New townhomes should be freshman dorms
The Lincoln Townhomes are the newest edition to University Housing.
It’s important to continue creating housing to allow more students to live on campus, but these townhomes target the wrong demographic.
Instead of housing freshman and sophomores, the townhomes are reserved for juniors and seniors.
According to Jeff Hale, the executive director of University Housing at Boise State, market studies have shown there was a need for housing for upperclassmen on campus.
“We were hearing anecdotally, as well as formally, that students wanted to remain on campus and there was an inadequate supply of housing,” Hale said. “Market studies, in the context of our own student population as well as those being conducted off campus suggested that there was a demand for high-quality housing on the university campus.”
With three or four bedrooms between two floors equipped with double beds and private bathrooms, these townhomes are too elegant for what they should be building.
The quality of housing in Taylor Hall, Keiser Hall, University Suites and University Square are about as high-quality as college students would ever need.
Dorm halls such as Chaffee Hall and Barnes Towers are completely adequate; packing eager 17-, 18- and 19-year-olds into rooms 11-feet by 14-feet like sardines. They usually share a room with at least one roommate in a building three to seven stories tall, which is frigid in the winter and sweltering near summertime.
That’s college living.
When Boise State houses roughly 2,300 students on campus and had 2,243 incoming freshman in 2011, more rooms need to be made available for freshman, not upperclassmen.
After students’ first year, they start thinking about moving off campus into a house or an apartment.

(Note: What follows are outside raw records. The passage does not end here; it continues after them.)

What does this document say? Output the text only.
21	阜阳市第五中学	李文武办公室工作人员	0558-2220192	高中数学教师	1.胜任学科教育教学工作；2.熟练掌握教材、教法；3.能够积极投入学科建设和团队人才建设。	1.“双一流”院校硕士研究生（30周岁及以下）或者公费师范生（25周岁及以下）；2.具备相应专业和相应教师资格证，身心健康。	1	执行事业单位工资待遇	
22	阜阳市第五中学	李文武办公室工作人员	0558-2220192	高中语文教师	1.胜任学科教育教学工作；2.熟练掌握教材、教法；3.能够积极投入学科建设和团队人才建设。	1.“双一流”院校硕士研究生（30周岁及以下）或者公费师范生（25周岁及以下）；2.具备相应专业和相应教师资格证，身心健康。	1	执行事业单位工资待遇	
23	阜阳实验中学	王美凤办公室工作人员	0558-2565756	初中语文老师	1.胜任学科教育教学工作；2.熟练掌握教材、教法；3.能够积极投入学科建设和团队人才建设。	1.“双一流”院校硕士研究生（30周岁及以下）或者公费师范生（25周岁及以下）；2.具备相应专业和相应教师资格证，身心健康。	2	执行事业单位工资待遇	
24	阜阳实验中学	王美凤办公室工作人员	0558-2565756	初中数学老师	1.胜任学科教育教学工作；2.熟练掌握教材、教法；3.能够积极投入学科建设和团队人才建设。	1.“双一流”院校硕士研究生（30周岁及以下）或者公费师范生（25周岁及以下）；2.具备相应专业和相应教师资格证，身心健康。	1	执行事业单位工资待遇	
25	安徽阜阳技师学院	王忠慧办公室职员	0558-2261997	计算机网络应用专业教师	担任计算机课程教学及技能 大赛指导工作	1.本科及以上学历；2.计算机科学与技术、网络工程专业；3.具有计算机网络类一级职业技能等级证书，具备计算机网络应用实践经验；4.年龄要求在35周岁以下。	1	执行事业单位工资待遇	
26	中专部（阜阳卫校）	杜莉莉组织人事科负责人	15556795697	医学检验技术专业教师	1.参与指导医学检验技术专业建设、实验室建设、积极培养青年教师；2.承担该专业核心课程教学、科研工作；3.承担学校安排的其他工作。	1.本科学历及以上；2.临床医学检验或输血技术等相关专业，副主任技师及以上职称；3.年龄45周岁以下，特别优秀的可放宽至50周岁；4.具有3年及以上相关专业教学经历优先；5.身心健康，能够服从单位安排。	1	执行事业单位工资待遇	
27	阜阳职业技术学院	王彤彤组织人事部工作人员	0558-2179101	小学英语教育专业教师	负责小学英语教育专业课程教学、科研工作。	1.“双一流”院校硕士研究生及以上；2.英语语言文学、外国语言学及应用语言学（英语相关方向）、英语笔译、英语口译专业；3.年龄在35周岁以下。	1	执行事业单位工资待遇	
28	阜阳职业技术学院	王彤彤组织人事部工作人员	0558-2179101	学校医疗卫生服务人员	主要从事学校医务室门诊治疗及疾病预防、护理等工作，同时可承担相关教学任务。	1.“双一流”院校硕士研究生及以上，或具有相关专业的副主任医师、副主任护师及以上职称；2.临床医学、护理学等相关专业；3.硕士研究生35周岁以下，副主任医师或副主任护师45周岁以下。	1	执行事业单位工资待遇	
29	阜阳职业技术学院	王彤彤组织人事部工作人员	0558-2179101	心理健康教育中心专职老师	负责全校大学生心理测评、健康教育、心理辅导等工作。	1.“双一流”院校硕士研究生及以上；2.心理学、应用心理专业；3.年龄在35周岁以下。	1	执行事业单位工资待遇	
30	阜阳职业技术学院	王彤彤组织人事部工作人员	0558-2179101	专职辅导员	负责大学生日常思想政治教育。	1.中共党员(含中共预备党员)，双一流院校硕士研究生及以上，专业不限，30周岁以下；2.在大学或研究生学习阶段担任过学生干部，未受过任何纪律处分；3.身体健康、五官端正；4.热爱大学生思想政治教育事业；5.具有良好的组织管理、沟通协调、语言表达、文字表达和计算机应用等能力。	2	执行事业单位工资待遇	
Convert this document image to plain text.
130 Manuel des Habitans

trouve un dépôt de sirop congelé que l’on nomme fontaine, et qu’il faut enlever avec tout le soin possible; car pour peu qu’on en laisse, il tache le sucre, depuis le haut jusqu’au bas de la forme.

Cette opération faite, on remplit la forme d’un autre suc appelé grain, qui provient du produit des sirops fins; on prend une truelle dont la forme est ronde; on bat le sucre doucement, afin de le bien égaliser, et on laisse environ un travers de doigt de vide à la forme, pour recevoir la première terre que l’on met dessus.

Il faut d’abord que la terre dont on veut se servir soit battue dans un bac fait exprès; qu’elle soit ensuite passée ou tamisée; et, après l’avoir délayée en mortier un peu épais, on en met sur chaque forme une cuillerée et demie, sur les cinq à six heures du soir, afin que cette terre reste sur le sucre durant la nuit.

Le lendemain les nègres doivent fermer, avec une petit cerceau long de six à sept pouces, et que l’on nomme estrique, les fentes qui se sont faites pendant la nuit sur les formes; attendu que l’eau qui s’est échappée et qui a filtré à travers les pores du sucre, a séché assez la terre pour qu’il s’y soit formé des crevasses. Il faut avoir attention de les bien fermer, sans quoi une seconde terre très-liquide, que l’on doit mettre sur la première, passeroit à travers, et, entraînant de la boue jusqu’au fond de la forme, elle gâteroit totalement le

“They could use some more on-campus housing probably for incoming freshman, because the older you get, you want to move away and be on your own,” said Briana Berreman, a sophomore business administration and human resources major who currently lives in the townhomes.
Incoming freshman, first-year students and returning second-years need more housing to choose from.
Students who live on campus are generally more successful and more social. It only makes sense for freshman to start off with this opportunity.
“(Boise State is) getting more people to come, which is really nice because it’s turning it into more of a college rather than a commuter campus,” Berreman said. “I think freshman year, you should be in the dorms because you meet so many people and get the whole experience.”
The freshman experience is supposed to be on campus. It’s where everything happens. Living on campus, right in the middle of all the action, is where freshman should be.
Once junior and senior year rolls around, students grow out of their tiny dorm rooms and need to move toward their own
independence.
It’s hard to become more independent with limited lease options. The townhomes will offer a nine-month lease and a 12-month lease, each with their own vices.
The nine-month lease doesn’t allow students to stay over holiday breaks and the 12-month lease requires students to take classes in the summer.
Either way, students are bound in some way, limiting their independence.
Freshman should not have to figure out living off campus because there isn’t enough space. Boise State needs to build more freshman dorms with 500-plus beds rather than high quality townhomes that have a mere 360 beds.